Quando finalmente Giovanna fu
visitata, il medico di turno comprese che era opportuno un ricovero ospedaliero
e assicurò che avrebbe subito chiamato un elicottero della Marina Militare per
il trasferimento urgente della signora, insieme alle altre persone bisognose di
cure. I soccorsi non tardarono ad arrivare e Giovanna, Marco ed altri pazienti
furono portati, in elicottero, all’Ospedale civile di Messina.
Giovanna si tranquillizzò
quando arrivò all’ospedale di Messina, perché sapeva di trovarvi il suo
ginecologo di fiducia che l’avrebbe assistita durante il parto.
Dietro sua espressa richiesta,
infatti, il dottor Caruso venne chiamato, visitò la donna e si accorse che il
parto poteva essere difficoltoso. Così si consultò con il primario del reparto
ed insieme, decisero di intervenire al più presto.
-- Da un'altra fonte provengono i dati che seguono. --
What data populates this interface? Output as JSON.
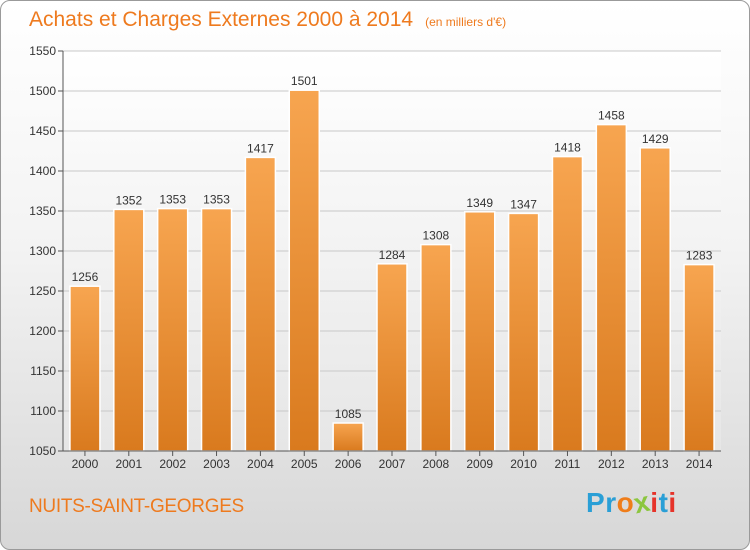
{
  "title": "Achats et Charges Externes 2000 à 2014",
  "subtitle": "(en milliers d'€)",
  "city": "NUITS-SAINT-GEORGES",
  "logo": {
    "letters": [
      "P",
      "r",
      "o",
      "x",
      "i",
      "t",
      "i"
    ],
    "colors": [
      "#2a9fd6",
      "#2a9fd6",
      "#ef7d1a",
      "#8cc63f",
      "#e6332a",
      "#2a9fd6",
      "#e6332a"
    ]
  },
  "colors": {
    "accent": "#ee7a1e",
    "bar_light": "#f7a550",
    "bar_dark": "#d97a1e"
  },
  "chart_data": {
    "type": "bar",
    "categories": [
      "2000",
      "2001",
      "2002",
      "2003",
      "2004",
      "2005",
      "2006",
      "2007",
      "2008",
      "2009",
      "2010",
      "2011",
      "2012",
      "2013",
      "2014"
    ],
    "values": [
      1256,
      1352,
      1353,
      1353,
      1417,
      1501,
      1085,
      1284,
      1308,
      1349,
      1347,
      1418,
      1458,
      1429,
      1283
    ],
    "yticks": [
      1050,
      1100,
      1150,
      1200,
      1250,
      1300,
      1350,
      1400,
      1450,
      1500,
      1550
    ],
    "ylim": [
      1050,
      1550
    ],
    "grid": true,
    "legend": "none"
  }
}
Correttamente, volle parlare
con gli sposi per informarli e rassicurarli:
«Come sapete la gravidanza si
è svolta senza grossi disturbi. Adesso però qualcosa è cambiato, ma niente di
grave! La paura e l’agitazione derivate dagli eccezionali eventi di oggi, hanno
accelerato il parto. Ma c’è un’altra cosa da non sottovalutare: la presentazione
podalica del bambino che ci consiglia di intervenire d’urgenza e di
praticare il taglio cesareo. Non c’è, comunque di che preoccuparsi.»
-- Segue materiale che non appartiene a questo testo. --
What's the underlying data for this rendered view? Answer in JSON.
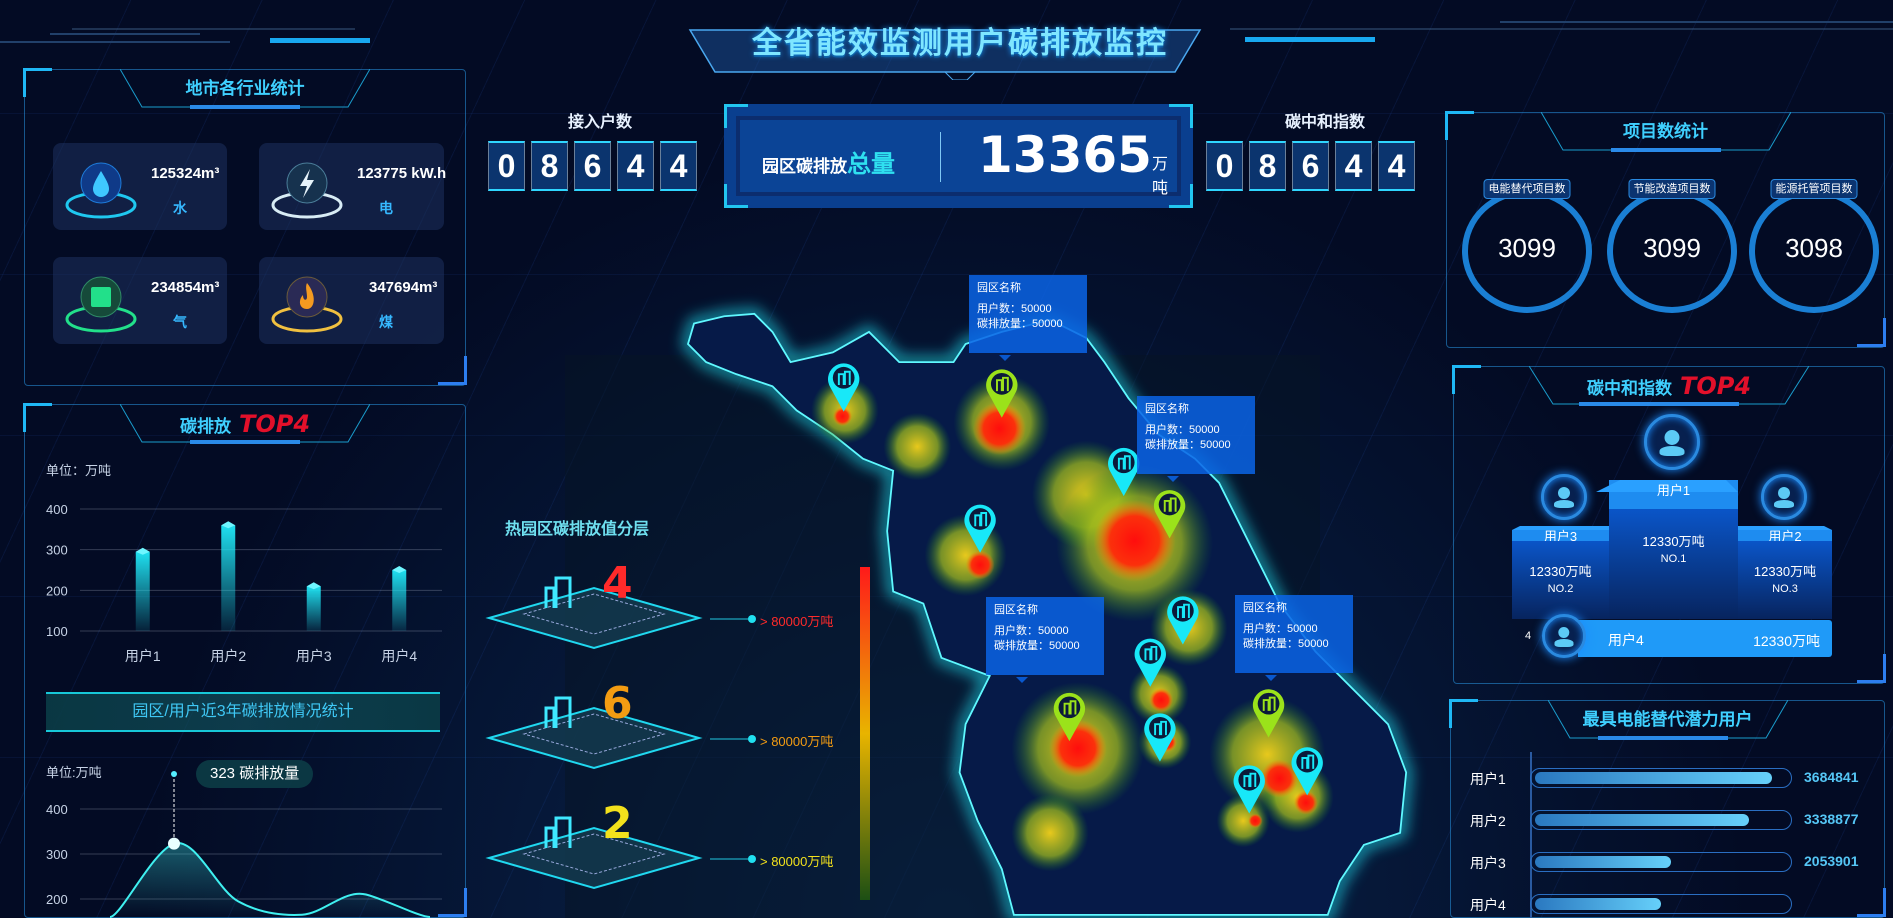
{
  "header": {
    "title": "全省能效监测用户碳排放监控"
  },
  "industry_panel": {
    "title": "地市各行业统计",
    "items": [
      {
        "value": "125324m³",
        "label": "水",
        "icon": "water-drop-icon",
        "color": "#1fc8f0"
      },
      {
        "value": "123775 kW.h",
        "label": "电",
        "icon": "lightning-icon",
        "color": "#d8ecf5"
      },
      {
        "value": "234854m³",
        "label": "气",
        "icon": "gas-icon",
        "color": "#22e08a"
      },
      {
        "value": "347694m³",
        "label": "煤",
        "icon": "flame-icon",
        "color": "#f0c040"
      }
    ]
  },
  "top4_panel": {
    "title": "碳排放",
    "title_highlight": "TOP4",
    "unit": "单位：万吨",
    "trend_banner": "园区/用户近3年碳排放情况统计",
    "trend_unit": "单位:万吨",
    "tooltip_value": "323",
    "tooltip_label": "碳排放量"
  },
  "access": {
    "label": "接入户数",
    "digits": [
      "0",
      "8",
      "6",
      "4",
      "4"
    ]
  },
  "total": {
    "label": "园区碳排放",
    "label_highlight": "总量",
    "value": "13365",
    "unit": "万吨"
  },
  "neutral": {
    "label": "碳中和指数",
    "digits": [
      "0",
      "8",
      "6",
      "4",
      "4"
    ]
  },
  "map": {
    "legend_title": "热园区碳排放值分层",
    "legend": [
      {
        "count": "4",
        "text": "> 80000万吨",
        "color": "#ff2a2a"
      },
      {
        "count": "6",
        "text": "> 80000万吨",
        "color": "#f39c12"
      },
      {
        "count": "2",
        "text": "> 80000万吨",
        "color": "#f2e11c"
      }
    ],
    "colorbar": [
      "#ff1a1a",
      "#e8b400",
      "#1c4f14"
    ],
    "callouts": [
      {
        "name": "园区名称",
        "users": "用户数：50000",
        "emission": "碳排放量：50000"
      },
      {
        "name": "园区名称",
        "users": "用户数：50000",
        "emission": "碳排放量：50000"
      },
      {
        "name": "园区名称",
        "users": "用户数：50000",
        "emission": "碳排放量：50000"
      },
      {
        "name": "园区名称",
        "users": "用户数：50000",
        "emission": "碳排放量：50000"
      }
    ]
  },
  "project_panel": {
    "title": "项目数统计",
    "items": [
      {
        "label": "电能替代项目数",
        "value": "3099"
      },
      {
        "label": "节能改造项目数",
        "value": "3099"
      },
      {
        "label": "能源托管项目数",
        "value": "3098"
      }
    ]
  },
  "neutral_top4": {
    "title": "碳中和指数",
    "title_highlight": "TOP4",
    "first": {
      "name": "用户1",
      "value": "12330万吨",
      "rank": "NO.1"
    },
    "second": {
      "name": "用户3",
      "value": "12330万吨",
      "rank": "NO.2"
    },
    "third": {
      "name": "用户2",
      "value": "12330万吨",
      "rank": "NO.3"
    },
    "fourth": {
      "rank": "4",
      "name": "用户4",
      "value": "12330万吨"
    }
  },
  "potential_panel": {
    "title": "最具电能替代潜力用户",
    "rows": [
      {
        "name": "用户1",
        "value": "3684841",
        "pct": 94
      },
      {
        "name": "用户2",
        "value": "3338877",
        "pct": 85
      },
      {
        "name": "用户3",
        "value": "2053901",
        "pct": 54
      },
      {
        "name": "用户4",
        "value": "",
        "pct": 50
      }
    ]
  },
  "chart_data": [
    {
      "type": "bar",
      "categories": [
        "用户1",
        "用户2",
        "用户3",
        "用户4"
      ],
      "values": [
        295,
        360,
        210,
        250
      ],
      "ylabel": "单位：万吨",
      "yticks": [
        100,
        200,
        300,
        400
      ],
      "ylim": [
        100,
        400
      ],
      "grid": true,
      "color": "#1fe0f0"
    },
    {
      "type": "area",
      "values": [
        100,
        323,
        195,
        165,
        210,
        90
      ],
      "ylabel": "单位:万吨",
      "yticks": [
        200,
        300,
        400
      ],
      "ylim": [
        0,
        400
      ],
      "grid": true,
      "color": "#3ff0f0",
      "tooltip": {
        "value": 323,
        "label": "碳排放量"
      }
    }
  ]
}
Poi, rivolto a Giovanna che
sembrava un po’ agitata, aggiunse:
«Stai tranquilla! Adesso
verranno le infermiere che ti porteranno in sala parto. Vedrai che tutti si
svolgerà presto e bene.»
Marco, il giovane sposo,
attese qualche ora in sala d’aspetto, con ansia ed impazienza. Poi,
un’infermiera gli portò la lieta notizia: era nato un bel bambino di due chili
e mezzo.
Madre e figlio godevano di
ottima salute.
Andrea, nato “ottimino”, era stato
posto precauzionalmente in incubatrice; ma dopo una ventina di giorni, i medici
del reparto si sentirono in grado di comunicare alla giovane coppia che il
bambino era sano e vitale e che presto avrebbe potuto lasciare l’ospedale.
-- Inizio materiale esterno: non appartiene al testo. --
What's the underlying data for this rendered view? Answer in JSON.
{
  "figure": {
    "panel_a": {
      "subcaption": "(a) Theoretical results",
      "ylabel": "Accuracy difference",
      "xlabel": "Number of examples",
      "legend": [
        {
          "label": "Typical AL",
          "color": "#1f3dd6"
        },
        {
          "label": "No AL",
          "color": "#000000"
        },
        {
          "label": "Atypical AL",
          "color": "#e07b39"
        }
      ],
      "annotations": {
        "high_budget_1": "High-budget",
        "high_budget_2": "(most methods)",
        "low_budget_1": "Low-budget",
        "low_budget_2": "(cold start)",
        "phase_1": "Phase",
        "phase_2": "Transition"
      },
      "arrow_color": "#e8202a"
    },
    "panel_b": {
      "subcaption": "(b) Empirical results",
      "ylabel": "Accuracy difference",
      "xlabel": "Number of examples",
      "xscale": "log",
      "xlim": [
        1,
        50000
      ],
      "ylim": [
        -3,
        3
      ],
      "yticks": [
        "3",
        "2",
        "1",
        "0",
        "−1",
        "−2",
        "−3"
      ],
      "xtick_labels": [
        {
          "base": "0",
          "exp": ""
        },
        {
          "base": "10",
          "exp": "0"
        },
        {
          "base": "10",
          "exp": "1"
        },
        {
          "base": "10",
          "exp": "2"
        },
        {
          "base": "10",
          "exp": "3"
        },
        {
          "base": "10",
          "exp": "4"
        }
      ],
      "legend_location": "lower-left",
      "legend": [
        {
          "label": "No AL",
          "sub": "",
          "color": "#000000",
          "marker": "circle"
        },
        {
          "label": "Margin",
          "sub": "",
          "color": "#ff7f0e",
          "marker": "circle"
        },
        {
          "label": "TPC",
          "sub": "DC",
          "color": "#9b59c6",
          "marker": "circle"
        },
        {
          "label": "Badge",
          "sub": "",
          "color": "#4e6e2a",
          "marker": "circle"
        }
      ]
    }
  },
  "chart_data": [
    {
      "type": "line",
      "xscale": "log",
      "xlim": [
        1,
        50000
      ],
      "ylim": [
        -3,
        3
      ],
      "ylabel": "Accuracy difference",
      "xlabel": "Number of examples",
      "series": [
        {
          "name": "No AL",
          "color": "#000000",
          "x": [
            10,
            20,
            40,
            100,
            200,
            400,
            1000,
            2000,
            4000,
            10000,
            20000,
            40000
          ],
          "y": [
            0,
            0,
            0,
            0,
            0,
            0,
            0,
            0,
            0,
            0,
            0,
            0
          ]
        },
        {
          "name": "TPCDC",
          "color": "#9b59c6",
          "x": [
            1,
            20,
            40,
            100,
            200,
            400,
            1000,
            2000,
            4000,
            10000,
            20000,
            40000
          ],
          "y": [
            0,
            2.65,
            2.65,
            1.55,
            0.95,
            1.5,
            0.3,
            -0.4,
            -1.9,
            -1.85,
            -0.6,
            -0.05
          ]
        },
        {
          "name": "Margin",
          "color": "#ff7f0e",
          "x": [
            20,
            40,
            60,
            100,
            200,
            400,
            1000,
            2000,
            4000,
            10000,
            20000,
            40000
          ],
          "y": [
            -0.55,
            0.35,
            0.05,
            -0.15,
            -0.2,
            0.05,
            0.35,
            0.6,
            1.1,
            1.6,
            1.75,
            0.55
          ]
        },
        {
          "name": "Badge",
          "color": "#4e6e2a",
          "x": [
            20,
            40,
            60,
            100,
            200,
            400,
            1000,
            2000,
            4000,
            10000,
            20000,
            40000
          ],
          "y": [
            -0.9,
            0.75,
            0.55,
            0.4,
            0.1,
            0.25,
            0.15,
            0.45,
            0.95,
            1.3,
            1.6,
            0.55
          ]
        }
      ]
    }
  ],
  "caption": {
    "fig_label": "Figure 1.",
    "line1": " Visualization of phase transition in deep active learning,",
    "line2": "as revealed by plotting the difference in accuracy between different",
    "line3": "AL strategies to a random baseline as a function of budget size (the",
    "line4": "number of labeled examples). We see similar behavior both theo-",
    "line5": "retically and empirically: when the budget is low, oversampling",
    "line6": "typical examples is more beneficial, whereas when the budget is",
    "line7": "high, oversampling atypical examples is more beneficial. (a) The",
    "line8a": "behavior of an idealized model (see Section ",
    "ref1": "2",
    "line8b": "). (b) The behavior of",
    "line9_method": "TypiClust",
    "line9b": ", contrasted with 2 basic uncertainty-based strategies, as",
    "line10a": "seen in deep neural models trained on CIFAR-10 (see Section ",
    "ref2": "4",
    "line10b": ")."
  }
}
Intanto il vulcano, in tutto
questo tempo, aveva continuato a rovesciare fuoco sul mare, costringendo molta
gente ad evacuare l’isola.
Tutta la stampa si occupò
della vicenda, parlò di qualche escursionista ucciso dalla pioggia di lapilli,
di gente che si era ferita nel tentativo di fuggire, di case distrutte, di
boschi incendiati, ma trascurò un episodio molto importante: in mezzo a mille
disagi e a tanta paura un essere umano si era affacciato alla vita…
Poi, all’improvviso, così
com’era iniziata, l’eruzione terminò e il paese ritornò alla sua normale
attività; ma lo Stromboli rimane ancora il vulcano più sorvegliato della Terra.